I started these tests with detailed mapping underside of hood, looking for locations to vent heated air out.
All 8 spots I tested on driver's side of underside of hood were similar and slightly negative pressure, so I looked deeper into engine bay and in front of radiator and down behind air dam. Learned some interesting stuff by leaving my original test plan.
Today was one set of tests down car centerline, just to get an overview. Already had a bunch of my assumptions trashed, good riddance.
For curiosity, three exterior tests where the WRC hood vents are. Mainly because vents on a race car are functional, and my measured engine bay pressures did not explain them. Now we know. Big negative pressures on the exterior of car in that location appear adequate to extract air from inside engine compartment.
I believe that the answer to where hood vents should go depends on what you want from them, and whats possible given the aero behavior. I want better heat extraction while tracking. But if you wanted to pull cool air into engine comparpment, these data suggest looking along hood centerline, where +0.4 exterior matches up with -0.3 underside hood.

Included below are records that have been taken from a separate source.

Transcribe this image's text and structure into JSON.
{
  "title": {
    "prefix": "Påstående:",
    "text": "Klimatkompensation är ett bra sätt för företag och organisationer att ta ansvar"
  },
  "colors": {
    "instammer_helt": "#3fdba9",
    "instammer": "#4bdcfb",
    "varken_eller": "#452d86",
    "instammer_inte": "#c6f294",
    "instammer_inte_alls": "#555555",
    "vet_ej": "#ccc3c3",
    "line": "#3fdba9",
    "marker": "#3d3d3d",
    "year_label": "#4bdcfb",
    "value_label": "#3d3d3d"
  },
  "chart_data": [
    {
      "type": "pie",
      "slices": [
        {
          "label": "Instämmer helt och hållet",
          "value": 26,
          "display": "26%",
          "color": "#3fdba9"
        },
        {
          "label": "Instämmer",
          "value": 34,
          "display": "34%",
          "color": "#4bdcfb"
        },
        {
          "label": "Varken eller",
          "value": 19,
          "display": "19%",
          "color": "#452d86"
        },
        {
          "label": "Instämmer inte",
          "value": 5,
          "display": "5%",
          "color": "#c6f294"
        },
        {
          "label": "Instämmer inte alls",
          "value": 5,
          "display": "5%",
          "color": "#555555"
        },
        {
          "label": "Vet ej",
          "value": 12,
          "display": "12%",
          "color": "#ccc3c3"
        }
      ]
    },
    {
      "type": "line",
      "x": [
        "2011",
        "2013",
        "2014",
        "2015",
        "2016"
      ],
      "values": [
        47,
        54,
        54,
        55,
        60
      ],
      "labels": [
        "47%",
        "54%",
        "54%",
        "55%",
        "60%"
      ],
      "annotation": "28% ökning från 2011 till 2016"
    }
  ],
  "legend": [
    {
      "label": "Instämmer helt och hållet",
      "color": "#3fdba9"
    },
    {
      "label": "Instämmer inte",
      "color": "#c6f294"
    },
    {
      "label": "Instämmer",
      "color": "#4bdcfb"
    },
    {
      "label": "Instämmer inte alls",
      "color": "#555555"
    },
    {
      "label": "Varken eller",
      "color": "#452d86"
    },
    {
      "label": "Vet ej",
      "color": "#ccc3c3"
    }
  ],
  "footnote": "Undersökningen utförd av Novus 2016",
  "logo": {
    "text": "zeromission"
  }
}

I do not have enough information to start cutting holes in my car, much less advise anyone where holes should go.
I have a much greater appreciation of the car's aero behavior, especially with radiator sealed to cowl and air dam extension, from playing with manometer. Thinking ahead to Cyborg, even more heat to waste. Likely oil cooler is required. Maybe radiator too, but if I can find a way to use a smaller oil cooler and keep stock radiator by venting more heat, that is the way I would go. For that matter, if I could change only venting and gain enough cooling I would.
Things to keep in mind. SS mentioned a splitter, if you have one, it probably changes aero. My experimental air dam is 1" off pavement, that definitely changes aero. Soon as you cut holes in hood, aero inside engine bay will change. How? Probably be another surprise. So lets treat these data as clues, that is about all they are.